People : Happy d’Efoulan écope de 6 mois de prison avec sursis

Mai 22, 2026

​Le monde du showbiz est en ébullition suite à la condamnation judiciaire de Happy d’Efoulan, figure montante de la scène musicale. Selon les confidences de son ancien manager, Diplomate Bonchic, l’artiste a écopé de six mois de prison avec sursis ainsi que d’une amende dépassant un million de FCFA, à la suite d’un litige juridique avec la maison de distribution Keyzit. Cette affaire de diffamation met en lumière les risques importants liés à la gestion des réseaux sociaux et à la communication numérique des artistes.

People : Happy d’Efoulan écope de 6 mois de prison avec sursis

Le conflit judiciaire trouve son origine dans une publication parue sur la page Facebook officielle de l’artiste. Le message en question affirmait que la maison de distribution Keyzit devait à Happy d’Efoulan la somme de 30 000 euros, soit environ 19,5 millions de FCFA. Considérant ces allégations comme diffamatoires et préjudiciables à leur image de marque, Keyzit a décidé de saisir la justice pour trancher le différend.
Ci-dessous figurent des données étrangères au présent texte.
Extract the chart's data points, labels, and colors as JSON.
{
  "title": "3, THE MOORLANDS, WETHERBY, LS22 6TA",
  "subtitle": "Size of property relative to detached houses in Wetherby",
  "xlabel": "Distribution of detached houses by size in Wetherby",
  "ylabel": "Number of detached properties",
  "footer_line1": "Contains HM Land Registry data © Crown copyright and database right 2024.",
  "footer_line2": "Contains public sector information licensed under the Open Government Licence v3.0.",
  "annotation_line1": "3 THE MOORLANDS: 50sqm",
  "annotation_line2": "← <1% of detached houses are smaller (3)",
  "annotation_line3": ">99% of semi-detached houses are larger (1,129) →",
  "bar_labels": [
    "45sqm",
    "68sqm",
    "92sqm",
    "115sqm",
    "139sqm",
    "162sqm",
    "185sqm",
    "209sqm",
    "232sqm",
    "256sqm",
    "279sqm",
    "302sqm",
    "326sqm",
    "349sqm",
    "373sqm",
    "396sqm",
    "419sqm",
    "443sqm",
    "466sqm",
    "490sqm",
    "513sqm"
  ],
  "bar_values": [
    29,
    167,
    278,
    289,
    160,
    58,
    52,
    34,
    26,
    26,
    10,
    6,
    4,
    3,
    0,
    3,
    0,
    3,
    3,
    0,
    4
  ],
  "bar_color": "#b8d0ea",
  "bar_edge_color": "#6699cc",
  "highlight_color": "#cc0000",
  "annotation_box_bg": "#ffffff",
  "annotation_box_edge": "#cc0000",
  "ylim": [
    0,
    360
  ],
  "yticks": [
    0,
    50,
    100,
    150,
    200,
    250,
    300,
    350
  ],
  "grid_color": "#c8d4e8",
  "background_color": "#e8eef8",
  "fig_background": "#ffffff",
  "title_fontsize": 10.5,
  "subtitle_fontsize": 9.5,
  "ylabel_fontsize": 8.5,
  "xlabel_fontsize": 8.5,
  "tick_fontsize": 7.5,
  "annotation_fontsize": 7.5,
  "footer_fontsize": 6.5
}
Le verdict rendu condamne l’artiste à six mois de prison avec sursis, une sanction qui souligne la gravité juridique des propos tenus sur les plateformes numériques.

Lire aussi : El Hadji Diouf condamné à Dakar : 1 an de prison avec sursis pour abandon de famille

Dans une vidéo devenue virale, son ex-manager, Diplomate Bonchic, a apporté des éclaircissements cruciaux sur le déroulement des faits. Il soutient que la publication incriminée n’aurait pas été rédigée directement par l’artiste, mais par son producteur. Néanmoins, sur le plan pénal, la responsabilité du titulaire de la page reste engagée. Faute d’avoir pu apporter les preuves nécessaires devant les juges pour démontrer qu’il n’était pas à l’origine du post, Happy d’Efoulan a été tenu pour seul responsable de cette publication. Cette situation constitue un rappel sévère sur l’importance de la vigilance concernant la gestion des accès aux comptes officiels.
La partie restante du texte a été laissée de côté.